Russia and Syria: Autocrats Together
NO FOREIGN leader can talk to Vladimir Putin these days without discussing Syria. And the Russian president has met many this month, as he hopped from Paris to Berlin to a Russia-European Union summit in St Petersburg and on to China. European leaders in particular pressed him to take a firmer line against Syria’s president, Bashar Assad. But Mr Putin stuck firmly to his position: both sides are to blame, and any push from the West to unseat Mr Assad risks igniting civil war.
That Russia has been able to place itself at the centre of Syria’s grim drama shows, in one sense, the success of its strategy. The Russians have some special interests in the country—more than 75% of Syria’s weapons are bought from Russia, for example, and it has a naval facility at Tartus.
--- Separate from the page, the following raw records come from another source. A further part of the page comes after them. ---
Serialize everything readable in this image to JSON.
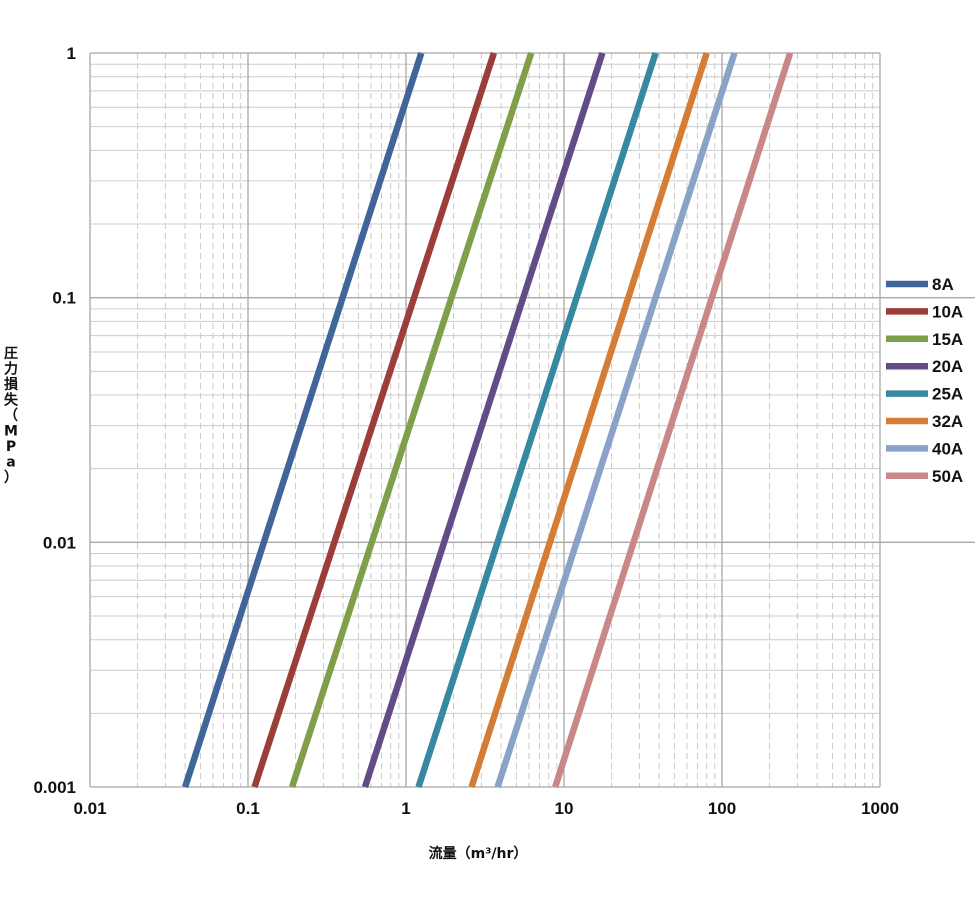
{
  "chart_data": {
    "type": "line",
    "xscale": "log",
    "yscale": "log",
    "xlim": [
      0.01,
      1000
    ],
    "ylim": [
      0.001,
      1
    ],
    "xlabel": "流量（m³/hr）",
    "ylabel_chars": [
      "圧",
      "力",
      "損",
      "失",
      "（",
      "M",
      "P",
      "a",
      "）"
    ],
    "xticks": [
      "0.01",
      "0.1",
      "1",
      "10",
      "100",
      "1000"
    ],
    "yticks": [
      "0.001",
      "0.01",
      "0.1",
      "1"
    ],
    "grid": true,
    "legend_position": "right",
    "series": [
      {
        "name": "8A",
        "color": "#3f6599",
        "x": [
          0.04,
          1.25
        ],
        "y": [
          0.001,
          1
        ]
      },
      {
        "name": "10A",
        "color": "#9b3d38",
        "x": [
          0.11,
          3.6
        ],
        "y": [
          0.001,
          1
        ]
      },
      {
        "name": "15A",
        "color": "#7f9f4a",
        "x": [
          0.19,
          6.2
        ],
        "y": [
          0.001,
          1
        ]
      },
      {
        "name": "20A",
        "color": "#634b85",
        "x": [
          0.55,
          17.5
        ],
        "y": [
          0.001,
          1
        ]
      },
      {
        "name": "25A",
        "color": "#3689a0",
        "x": [
          1.2,
          38
        ],
        "y": [
          0.001,
          1
        ]
      },
      {
        "name": "32A",
        "color": "#d57d34",
        "x": [
          2.6,
          80
        ],
        "y": [
          0.001,
          1
        ]
      },
      {
        "name": "40A",
        "color": "#8aa2c8",
        "x": [
          3.8,
          120
        ],
        "y": [
          0.001,
          1
        ]
      },
      {
        "name": "50A",
        "color": "#c98787",
        "x": [
          8.8,
          270
        ],
        "y": [
          0.001,
          1
        ]
      }
    ]
  }
}
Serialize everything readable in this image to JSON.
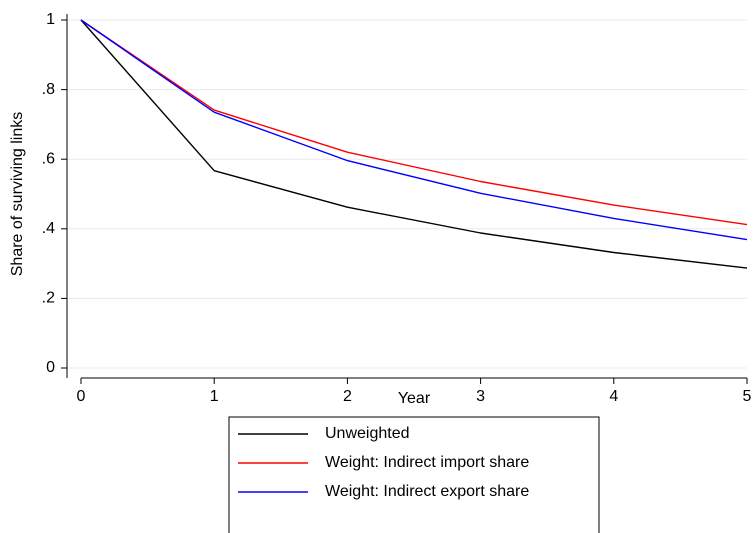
{
  "chart_data": {
    "type": "line",
    "xlabel": "Year",
    "ylabel": "Share of surviving links",
    "xlim": [
      0,
      5
    ],
    "ylim": [
      0,
      1
    ],
    "x_ticks": [
      {
        "value": 0,
        "label": "0"
      },
      {
        "value": 1,
        "label": "1"
      },
      {
        "value": 2,
        "label": "2"
      },
      {
        "value": 3,
        "label": "3"
      },
      {
        "value": 4,
        "label": "4"
      },
      {
        "value": 5,
        "label": "5"
      }
    ],
    "y_ticks": [
      {
        "value": 0,
        "label": "0"
      },
      {
        "value": 0.2,
        "label": ".2"
      },
      {
        "value": 0.4,
        "label": ".4"
      },
      {
        "value": 0.6,
        "label": ".6"
      },
      {
        "value": 0.8,
        "label": ".8"
      },
      {
        "value": 1,
        "label": "1"
      }
    ],
    "grid": "horizontal",
    "legend_position": "bottom",
    "x": [
      0,
      1,
      2,
      3,
      4,
      5
    ],
    "series": [
      {
        "name": "Unweighted",
        "color": "#000000",
        "values": [
          1.0,
          0.567,
          0.462,
          0.388,
          0.332,
          0.287
        ]
      },
      {
        "name": "Weight: Indirect import share",
        "color": "#ff0000",
        "values": [
          1.0,
          0.741,
          0.62,
          0.536,
          0.468,
          0.412
        ]
      },
      {
        "name": "Weight: Indirect export share",
        "color": "#0000ff",
        "values": [
          1.0,
          0.735,
          0.596,
          0.502,
          0.43,
          0.369
        ]
      }
    ]
  }
}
But its policy ever since the uprising began over a year ago has never really been about Syria, but about showing that Russia is an influential and pivotal world power whose voice must be heeded.
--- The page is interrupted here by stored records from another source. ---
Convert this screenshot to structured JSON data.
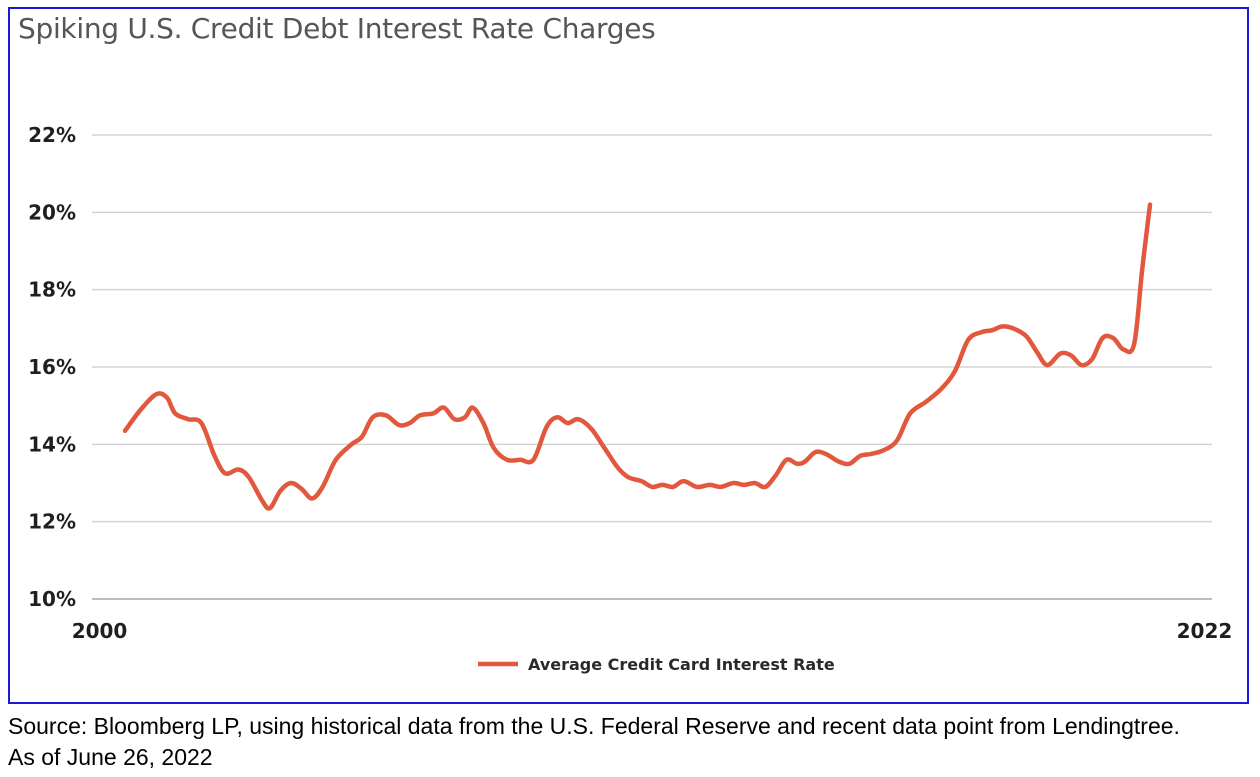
{
  "title": "Spiking U.S. Credit Debt Interest Rate Charges",
  "source_line": "Source: Bloomberg LP, using historical data from the U.S. Federal Reserve and recent data point from Lendingtree.",
  "as_of_line": "As of June 26, 2022",
  "colors": {
    "line": "#e2583e",
    "grid": "#d4d4d4",
    "frame": "#1a1ad6",
    "title": "#55565a"
  },
  "chart_data": {
    "type": "line",
    "title": "Spiking U.S. Credit Debt Interest Rate Charges",
    "xlabel": "",
    "ylabel": "",
    "x_tick_labels": [
      {
        "label": "2000",
        "x": 2000
      },
      {
        "label": "2022",
        "x": 2022
      }
    ],
    "xlim": [
      1999.85,
      2022.15
    ],
    "ylim": [
      10,
      22
    ],
    "y_ticks": [
      10,
      12,
      14,
      16,
      18,
      20,
      22
    ],
    "y_tick_labels": [
      "10%",
      "12%",
      "14%",
      "16%",
      "18%",
      "20%",
      "22%"
    ],
    "grid": true,
    "legend_position": "bottom-center",
    "series": [
      {
        "name": "Average Credit Card Interest Rate",
        "color": "#e2583e",
        "points": [
          [
            1999.8,
            14.35
          ],
          [
            2000.1,
            14.9
          ],
          [
            2000.4,
            15.3
          ],
          [
            2000.6,
            15.2
          ],
          [
            2000.75,
            14.8
          ],
          [
            2001.0,
            14.65
          ],
          [
            2001.25,
            14.55
          ],
          [
            2001.5,
            13.7
          ],
          [
            2001.7,
            13.25
          ],
          [
            2001.95,
            13.35
          ],
          [
            2002.15,
            13.15
          ],
          [
            2002.4,
            12.55
          ],
          [
            2002.55,
            12.35
          ],
          [
            2002.75,
            12.8
          ],
          [
            2002.95,
            13.0
          ],
          [
            2003.15,
            12.85
          ],
          [
            2003.35,
            12.6
          ],
          [
            2003.55,
            12.9
          ],
          [
            2003.8,
            13.6
          ],
          [
            2004.1,
            14.0
          ],
          [
            2004.3,
            14.2
          ],
          [
            2004.5,
            14.7
          ],
          [
            2004.75,
            14.75
          ],
          [
            2005.0,
            14.5
          ],
          [
            2005.2,
            14.55
          ],
          [
            2005.4,
            14.75
          ],
          [
            2005.65,
            14.8
          ],
          [
            2005.85,
            14.95
          ],
          [
            2006.05,
            14.65
          ],
          [
            2006.25,
            14.7
          ],
          [
            2006.4,
            14.95
          ],
          [
            2006.6,
            14.55
          ],
          [
            2006.8,
            13.9
          ],
          [
            2007.05,
            13.6
          ],
          [
            2007.3,
            13.6
          ],
          [
            2007.55,
            13.6
          ],
          [
            2007.8,
            14.45
          ],
          [
            2008.0,
            14.7
          ],
          [
            2008.2,
            14.55
          ],
          [
            2008.4,
            14.65
          ],
          [
            2008.65,
            14.4
          ],
          [
            2008.9,
            13.9
          ],
          [
            2009.15,
            13.4
          ],
          [
            2009.35,
            13.15
          ],
          [
            2009.6,
            13.05
          ],
          [
            2009.8,
            12.9
          ],
          [
            2010.0,
            12.95
          ],
          [
            2010.2,
            12.9
          ],
          [
            2010.4,
            13.05
          ],
          [
            2010.65,
            12.9
          ],
          [
            2010.9,
            12.95
          ],
          [
            2011.1,
            12.9
          ],
          [
            2011.35,
            13.0
          ],
          [
            2011.55,
            12.95
          ],
          [
            2011.75,
            13.0
          ],
          [
            2011.95,
            12.9
          ],
          [
            2012.15,
            13.2
          ],
          [
            2012.35,
            13.6
          ],
          [
            2012.55,
            13.5
          ],
          [
            2012.7,
            13.55
          ],
          [
            2012.9,
            13.8
          ],
          [
            2013.1,
            13.75
          ],
          [
            2013.35,
            13.55
          ],
          [
            2013.55,
            13.5
          ],
          [
            2013.75,
            13.7
          ],
          [
            2013.95,
            13.75
          ],
          [
            2014.2,
            13.85
          ],
          [
            2014.45,
            14.1
          ],
          [
            2014.7,
            14.8
          ],
          [
            2015.0,
            15.1
          ],
          [
            2015.3,
            15.45
          ],
          [
            2015.55,
            15.9
          ],
          [
            2015.8,
            16.7
          ],
          [
            2016.05,
            16.9
          ],
          [
            2016.25,
            16.95
          ],
          [
            2016.45,
            17.05
          ],
          [
            2016.65,
            17.0
          ],
          [
            2016.9,
            16.8
          ],
          [
            2017.1,
            16.4
          ],
          [
            2017.3,
            16.05
          ],
          [
            2017.55,
            16.35
          ],
          [
            2017.75,
            16.3
          ],
          [
            2017.95,
            16.05
          ],
          [
            2018.15,
            16.2
          ],
          [
            2018.35,
            16.75
          ],
          [
            2018.55,
            16.75
          ],
          [
            2018.75,
            16.45
          ],
          [
            2018.95,
            16.6
          ],
          [
            2019.1,
            18.5
          ],
          [
            2019.25,
            20.2
          ]
        ]
      }
    ]
  }
}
The Russians believe that their stubbornness has changed how the world responds to Syria—and that alone is a victory. The peace initiative of Kofi Annan, a former UN secretary-general, is really a product of Russia’s making. In recent months “the world was beating a path to Moscow’s door,” says Carroll Bogert of Human Rights Watch, who met Russian officials this spring. “Their chests were all pumped up.”
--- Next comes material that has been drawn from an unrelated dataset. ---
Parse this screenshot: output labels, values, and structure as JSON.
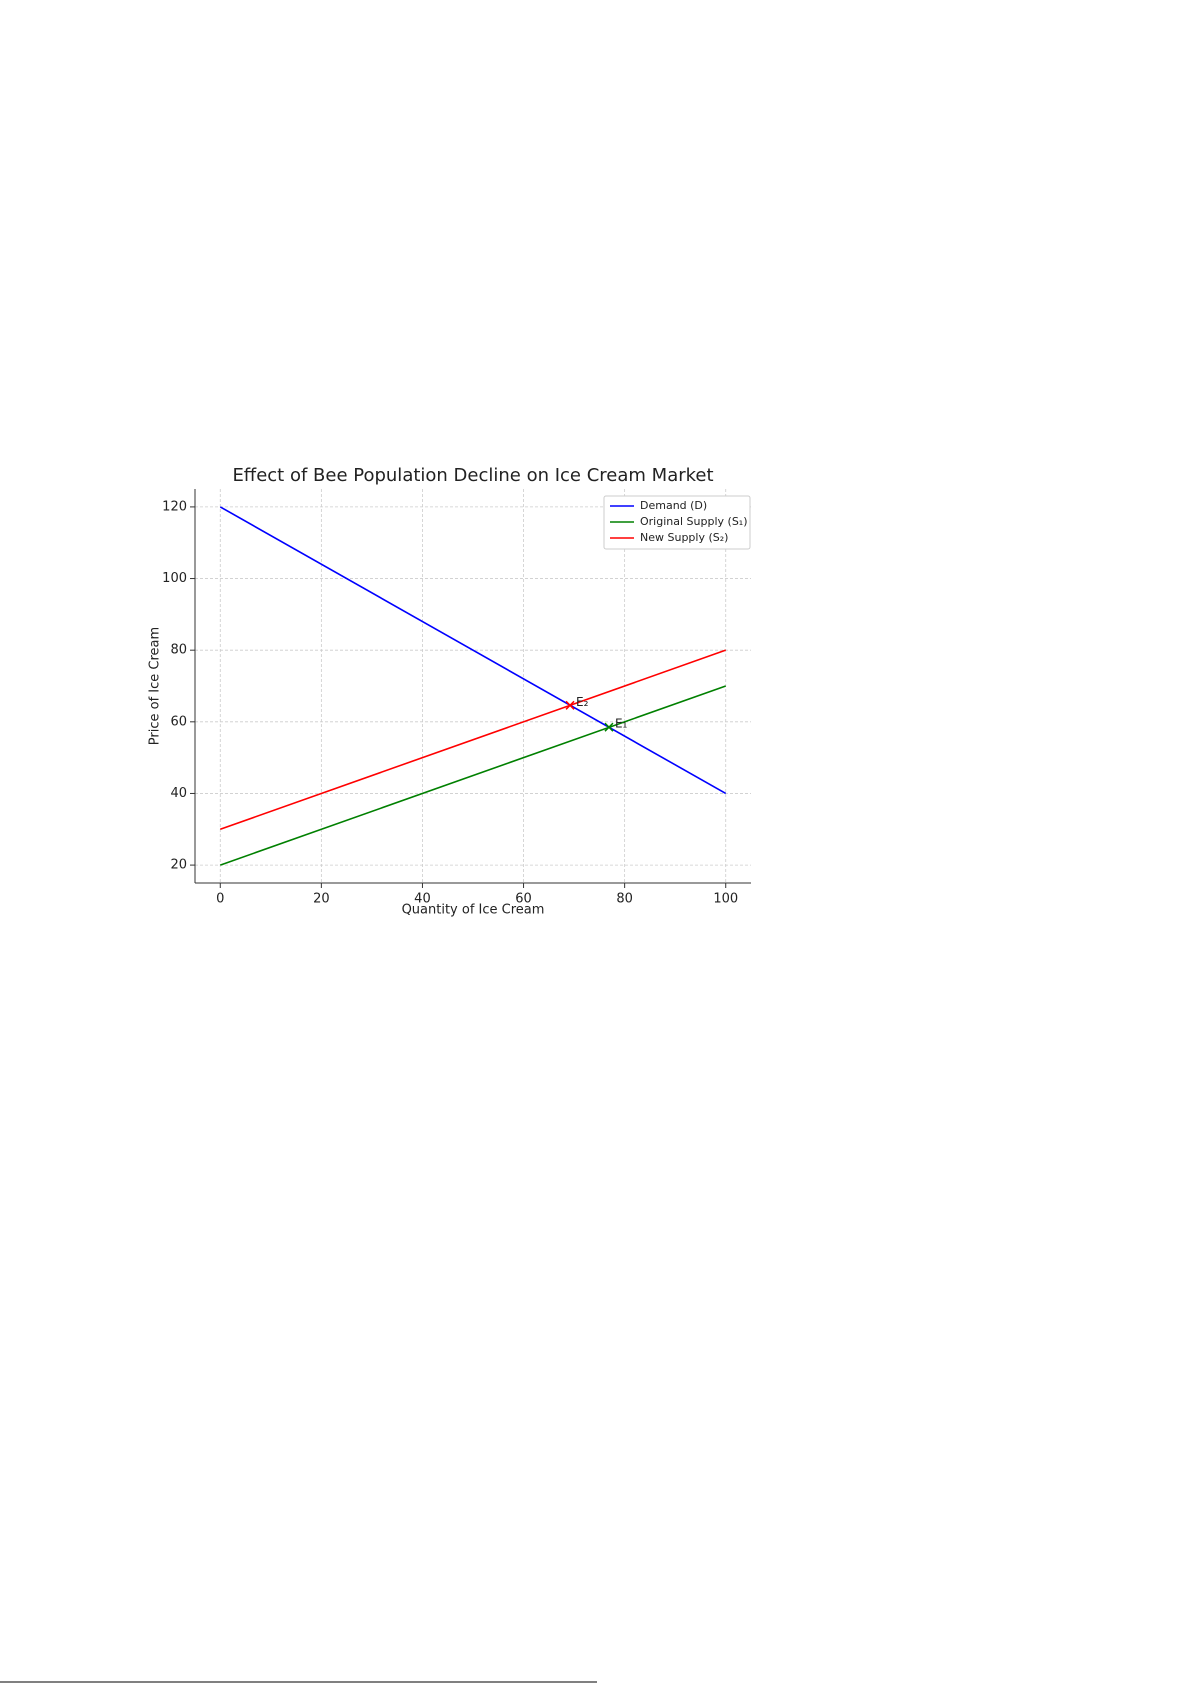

The West has looked at Syria through the lens of democracy and human rights, towards which the Russian government is instinctively sceptical, if not actively hostile. The Russians prefer to see it as a proxy struggle between Saudi Arabia and Iran as much as a home-grown uprising. And they think both that the Assad regime has shown more restraint than it is given credit for and that the opposition has been less peaceable than is often reported.